エラーに修行をつけてもらうよう画策した時もそうだった。

あの時は、アナにも企みはあったけど、それでも俺にもできることがあったように思う。

今回は同じ轍は踏まない。

そう心に誓おう。もう一度小さく頷いた。

 長い長い旅だった気がする。

ようやくだ。この時をずっと待っていた。

意識も何もかも全てを取り戻した。

オズのおかげで、俺が置かれている状況を理解することができた。

ここで、俺がやるべきことは――。


「――俺は、ザビだ。が教えてくれた。

俺の心強い仲間で、優しい親友で、温かい家族。……そうか、ごめん。

俺、死んじまったんだな。で、へイリアさんの身体を貰って復活した。

俺が『今』やるべきことは、ただ迷って泣いて、生を懇願することなんかじゃない」


 随分と遠回りさせられちまった。自分の過信が起こした最低な軌跡だった。

才能は信じてあげると共に、疑ってかかるのが大切なこと。今回の事件で身に沁みてわかった。

 もうお膳立てなんかいらない。

求められていること、求めていること。俺ができること、してあげられること。

これが、最期。これが、師匠への、最大の恩返しだ。

一度は尊厳を放棄するような、不甲斐ない弟子にまで成り下がった。

でも、一度や二度の『負け』がなんだ。俺は、俺達は、何千、何万と負け続けてきたんだ。

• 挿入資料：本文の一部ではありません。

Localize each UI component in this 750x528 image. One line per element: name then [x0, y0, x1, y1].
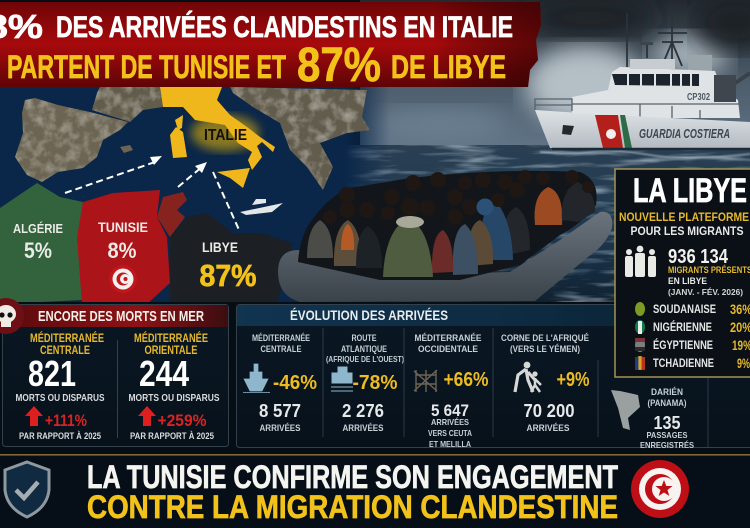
column: Darién: (PANAMA): [648, 398, 686, 409]
nationality: nigérienne: NIGÉRIENNE: [653, 319, 712, 334]
heads: [323, 170, 594, 225]
Algeria: [0, 183, 83, 304]
column: Méditerranée orientale: +259%: [158, 412, 207, 430]
hull hatch: [562, 125, 574, 135]
column: Méditerranée occidentale: ET MELILLA: [429, 439, 471, 449]
divider: [707, 378, 709, 447]
column: Méditerranée centrale: ARRIVÉES: [260, 423, 300, 434]
column: Méditerranée orientale: 244: [139, 353, 189, 394]
column: corne de l'Afrique: ARRIVÉES: [526, 423, 570, 434]
panel: encore des morts en mer: [0, 298, 228, 446]
panel: évolution des arrivées: [236, 304, 750, 450]
column: Méditerranée centrale: 821: [28, 353, 76, 394]
hull emblem: [606, 129, 616, 139]
migrant bodies: [307, 182, 595, 277]
icon: boat: [243, 364, 270, 392]
icon: South America map: [611, 390, 640, 430]
title line 1: DES ARRIVÉES CLANDESTINS EN ITALIE: [56, 10, 513, 44]
background sky: [360, 0, 750, 146]
title line 2: PARTENT DE TUNISIE ET: [7, 49, 286, 85]
label Italie: ITALIE: [204, 127, 247, 144]
bridge cabin top: [630, 59, 675, 69]
Balearic islands: [120, 145, 133, 153]
crane: [722, 73, 750, 92]
tower: [688, 55, 712, 77]
icon: shield: [5, 462, 49, 517]
radar: [640, 42, 653, 45]
column: Méditerranée occidentale: VERS CEUTA: [428, 428, 472, 438]
title line 2: DE LIBYE: [391, 49, 506, 85]
column: Méditerranée centrale: CENTRALE: [40, 345, 90, 357]
railing: [535, 99, 750, 120]
nationality: tchadienne: TCHADIENNE: [653, 356, 714, 370]
column: Méditerranée centrale: -46%: [273, 372, 317, 394]
migrant description: EN LIBYE: [668, 276, 707, 286]
heading: [3, 305, 228, 327]
divider: [403, 328, 405, 437]
masts: [627, 13, 687, 67]
column: corne de l'Afrique: [501, 333, 590, 434]
divider: [492, 328, 494, 437]
column: Méditerranée occidentale: MÉDITERRANÉE: [414, 333, 482, 344]
icon: three people: [625, 246, 656, 277]
Balkans and Greece: [230, 87, 370, 190]
column: Méditerranée centrale: PAR RAPPORT À 2025: [19, 431, 102, 442]
bottom banner: [0, 454, 750, 528]
column: Méditerranée centrale: MÉDITERRANÉE: [252, 333, 310, 344]
line 2: CONTRE LA MIGRATION CLANDESTINE: [87, 489, 618, 525]
label Libye: 87%: [200, 258, 256, 293]
title line 2: [7, 39, 506, 92]
column: Méditerranée occidentale: [414, 333, 489, 449]
label Libye: [200, 240, 256, 293]
olive hood: [396, 216, 424, 228]
icon: Tunisian flag on map: [109, 265, 137, 293]
column: route atlantique: ARRIVÉES: [342, 423, 384, 434]
label Tunisie: TUNISIE: [98, 220, 148, 235]
figure 936 134: 936 134: [668, 246, 729, 268]
column: Méditerranée centrale: [252, 333, 317, 434]
label Algérie: 5%: [24, 238, 52, 263]
column: Méditerranée centrale: +111%: [45, 412, 87, 430]
blue hood: [476, 198, 494, 216]
column: corne de l'Afrique: (VERS LE YÉMEN): [510, 344, 580, 355]
column: Méditerranée occidentale: OCCIDENTALE: [418, 344, 478, 355]
migrant description: [668, 265, 750, 297]
icon: ship on waves: [331, 367, 353, 391]
nationality: égyptienne: [635, 337, 750, 353]
Tunisia highlighted block: [77, 190, 170, 304]
icon: skull: [0, 298, 24, 334]
hull stripe green: [620, 115, 632, 148]
waterline: [552, 148, 750, 150]
Libya: [170, 213, 293, 304]
title banner: [0, 2, 541, 92]
bottom panels backdrop: [0, 302, 750, 528]
column: Méditerranée occidentale: 5 647: [431, 401, 469, 420]
label Tunisie: [98, 220, 148, 263]
subheading: [619, 210, 749, 238]
line 1: LA TUNISIE CONFIRME SON ENGAGEMENT: [87, 459, 618, 495]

だから、そんなたった一回の挫折になんて、倒れている暇はない。

前向いて進み続ける。

一歩でも二歩でも、愚直に貪欲に、時には滑稽に、足搔き、牙剥き、抗っていく。

どんな絶望だろうと、無理は、不可能はないと信じているから。だから――。


「俺が『今』やるべきことは――最愛の弟子として、最強の師匠を、最期まで足搔き続けた、老いぼれなエラーを、安らかに眠れるよう鎮魂してやることだ!」


 その時、ずっと沈黙を貫いてきていたエラーが意識を取り戻した。

地面から起き上がると、真っ直ぐに俺を見つめた。

俺は口角を上げ、軽く頭を下げる。


――修行はもうそろそろ終わりだな。


 本当に、長い長い旅だった。

俺はエラーの方へ、力強く一歩踏み込んだ。